Auslöser für die kurzfristige Interessenbekundung war eine Anfrage des Landes, nachdem Bretten als Gastgeber abgesprungen war. Der Crailsheimer Gemeinderat hatte daraufhin mehrheitlich beschlossen, dem Land die Bereitschaft der Stadt zur Ausrichtung der Gartenschau zu signalisieren.
Projekte als Grundlage
Die Stadtverwaltung hatte zuvor geprüft, ob eine Umsetzung innerhalb der verbleibenden fünf Jahre möglich wäre. Grundlage wären unter anderem bereits geplante Projekte wie das Paradeis-Quartier sowie Freiraumplanungen in der Innenstadt mit Bereichen am Jagstufer, in der Grabenstraße, im Spitalpark und in der Trutenbachaue gewesen. Durch deren Bündelung hätten zusammenhängende Flächen von rund 20 Hektar entstehen können.

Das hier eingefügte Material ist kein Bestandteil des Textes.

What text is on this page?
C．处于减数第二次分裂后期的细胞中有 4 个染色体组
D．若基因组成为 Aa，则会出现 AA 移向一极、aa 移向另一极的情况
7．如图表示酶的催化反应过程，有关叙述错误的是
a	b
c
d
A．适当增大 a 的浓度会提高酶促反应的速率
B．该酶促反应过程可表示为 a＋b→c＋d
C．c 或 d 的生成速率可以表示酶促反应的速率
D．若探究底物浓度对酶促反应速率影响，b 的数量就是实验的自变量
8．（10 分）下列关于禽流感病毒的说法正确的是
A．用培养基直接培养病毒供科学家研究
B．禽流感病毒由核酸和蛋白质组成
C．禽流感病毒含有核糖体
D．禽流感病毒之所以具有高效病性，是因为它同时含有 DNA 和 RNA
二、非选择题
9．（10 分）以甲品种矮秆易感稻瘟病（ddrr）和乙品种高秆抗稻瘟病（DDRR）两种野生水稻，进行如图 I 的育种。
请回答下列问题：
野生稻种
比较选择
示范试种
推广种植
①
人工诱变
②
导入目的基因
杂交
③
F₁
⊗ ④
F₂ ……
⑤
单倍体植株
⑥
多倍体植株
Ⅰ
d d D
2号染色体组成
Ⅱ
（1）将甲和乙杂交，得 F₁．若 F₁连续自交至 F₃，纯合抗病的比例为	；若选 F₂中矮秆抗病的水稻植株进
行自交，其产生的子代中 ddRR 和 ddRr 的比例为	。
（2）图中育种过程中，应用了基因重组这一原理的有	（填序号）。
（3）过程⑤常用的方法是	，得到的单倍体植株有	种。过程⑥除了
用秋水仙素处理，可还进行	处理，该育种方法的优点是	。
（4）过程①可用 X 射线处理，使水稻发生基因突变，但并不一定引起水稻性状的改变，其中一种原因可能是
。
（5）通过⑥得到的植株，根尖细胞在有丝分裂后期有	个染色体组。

Bereits zuvor war Crailsheim im Landesprogramm „Natur in Stadt und Land“ als möglicher Standort für eine Landesgartenschau zwischen 2031 und 2036 im Gespräch gewesen, damals aber auch nicht zum Zug gekommen. Trotz der Absage sieht die Stadtverwaltung die Bewerbung als wichtiges Signal für die weitere Entwicklung der geplanten Projekte.